Some of the most exciting research investigates how strength training directly stimulates the brain, in other words how your muscles and your gray matter talk to each other. One major way? When muscles forcefully contract, they send a message to the brain to increase production of “growth factors” like BDNF, IGF-1, and VEGF. Think of these proteins as “Miracle-Gro” for the brain, responsible for promoting the production of new neurons and building up the connections between the neurons, the synapses. Short, more intense bursts of exercise seem to provide an extra lift. And then there are hormone-like molecules produced by the contracting muscles themselves, so-called myokines. They travel through the bloodstream and at least one type of myokine, irisin, crosses the blood brain barrier and looks to provide a boost to memory and processing new information. It all adds up to a better thinking machine.
Taming the inflamed brain.
Strength training exerts a powerful protective effect on the brain indirectly, as well. Resistance training preserves or builds muscle tissue which burns more calories at rest than fat, and eats up glucose when those muscles are firing. The net effect is to help keep metabolism on an even keel. By keeping our blood sugar levels at heathy levels, it acts a guardrail, warding off insulin resistance and, worst case, type 2 diabetes, which both prematurely age the brain. (Some doctors like to call Alzheimer’s “Type 3 diabetes.”) Endurance training is another great metabolism booster as well, a good example of resistance plus endurance providing a potent one-two health punch.
Lifting your mental health.
Good brain health isn’t just about cognitive sharpness.
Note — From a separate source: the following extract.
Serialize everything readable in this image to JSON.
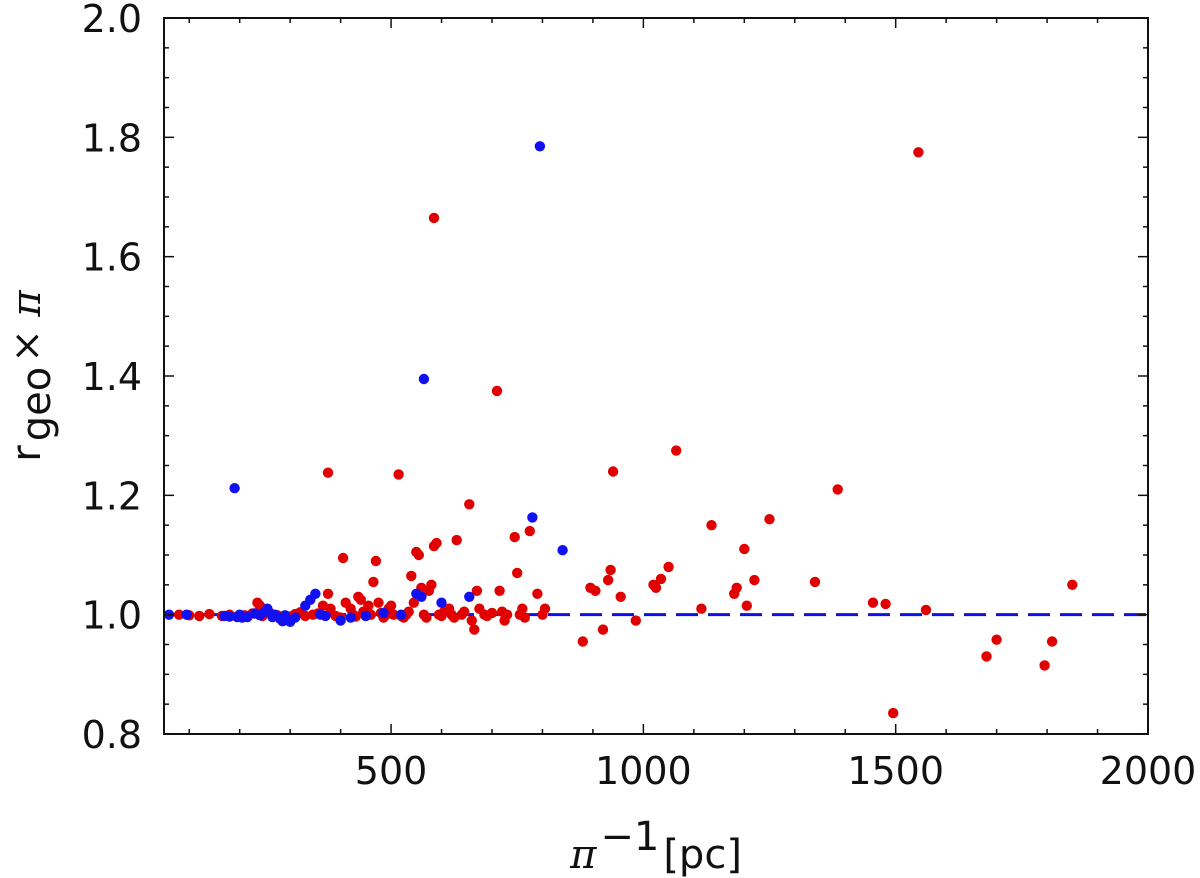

It also takes in emotional health – and if you’re depressed, it’s very unlikely that your neurons are going to be firing at full speed. Accordingly, two of the most important indirect effects of strength training on brain function involve mood and sleep. (The better you sleep, the less vulnerable you are to low or disordered mood.) In one major analysis that looked at 33 individual clinical trials, strength training was associated with significant drop in symptoms of depression. Other studies have found that resistance training improves sleep quality, which not only safeguards mood but gives your body the time-out it needs to clean out the cellular trash – autophagy – crucial for good brain function. To put it in a nutshell – moving your body, very much including strength training, builds cognitive and emotional resilience.
Tapping into training – for better brain (and body’s) longevity.
The healthy brain benefits are now staring us in the face but I’ll admit, starting a strength-training program often requires a little push and some helpful guidance. Enlisting the services of a thoughtful trainer (not of the Hans and Franz variety) is fine idea and there’s plenty of instruction readily available on-line and in exercise classes. But here are some basic tips to help move the process along.
- Strength programs work on the principle of “progressive overload,” upping the resistance over time to continue to challenge the muscles. You’re stressing the muscle fibers enough to stimulate muscle growth, but you don’t want to overdo it and invite debilitating soreness or injury. Again, a trainer can be a help finding the right exercises and levels of intensity.
- You want to train all the major muscle groups. Government health organizations recommend at least two sessions per week. The type of exercise is up to you: free weights, machines, bodyweight exercises like squats or push-ups, or resistance bands.
- Here’s a simple formula to give you an idea of what we’re talking about. Shoot for 1–3 sets of 8–12 reps of major muscle-group exercises (legs, chest, back, core). Rest for a minute or two between sets. Progress gradually by adding a little weight or a few reps each week. And don’t be afraid to mix it up. Remember you want to challenge your brain as well as your muscles.
Make it even brainier.
Want extra brain bang for your buck? Add a dual-task challenge. For example, while doing step-ups, recite the alphabet backward or name as many animals as you can. Studies show that combining movement with mental tasks amplifies cognitive benefits, especially in older adults. Might as well go for the gold!